The BMW Group has introduced computer tomography (CT) into prototype development, production and analysis – a first in the automotive industry. Thanks to this technology, the full range of vehicles, from MINI to Rolls-Royce, can now be quality-controlled even in the early stages of development.
Scans are performed by four robots, which move around the outside of the prototype to produce several thousand cross-sectional images. These are then used for detailed examinations of innovations, new materials and bonding technologies. Until now, vehicles have had to be dismantled for analysis, but CT allows checks to be carried out with the vehicle completely intact.
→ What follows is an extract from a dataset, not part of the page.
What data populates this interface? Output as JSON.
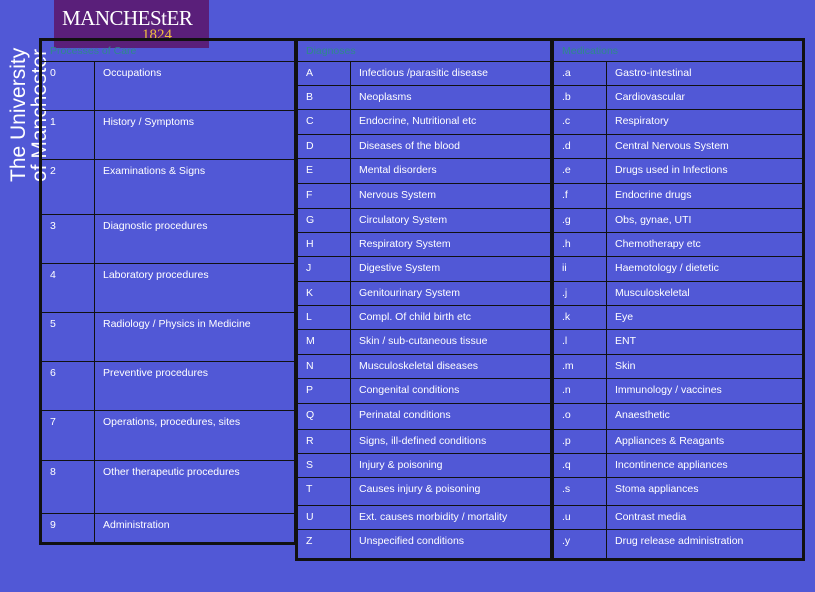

The new X-ray system is based in the BMW Group Pilot Plant in the Research & Innovation Centre (FIZ) in Munich, at the intersection between Development and Production. BMW Group engineers and the Fraunhofer Development Centre for X-Ray Technology (EZRT) spent two years developing the new system, which is the only one of its kind in the automotive industry.
This degree of detail is required for a range of reasons, such as to check welds and punch-screw connections, and to verify body condition before and after painting, where extreme temperatures can affect adhesive bonds. Findings from the scan are then used as a basis for making targeted modifications to series production.
The scan itself is performed by four coordinated robots. Once the vehicle is in position in the system, the robots move around it. Working in pairs, they send X-rays through it and across to their counterparts. The data they collect is then put through a specially developed computer programme that calculates a multi-layered, three-dimensional image. This forms the basis for a detailed analysis of the internal workings of the vehicle, offering information on objects as small as 100 micro-metres – approximately the width of a human hair.
Engineers are currently carrying out research to establish how far artificial intelligence might be used to evaluate findings. By processing large amounts of data, the software can learn the many different patterns that occur, link individual items of data, and gradually evaluate findings automatically and accurately.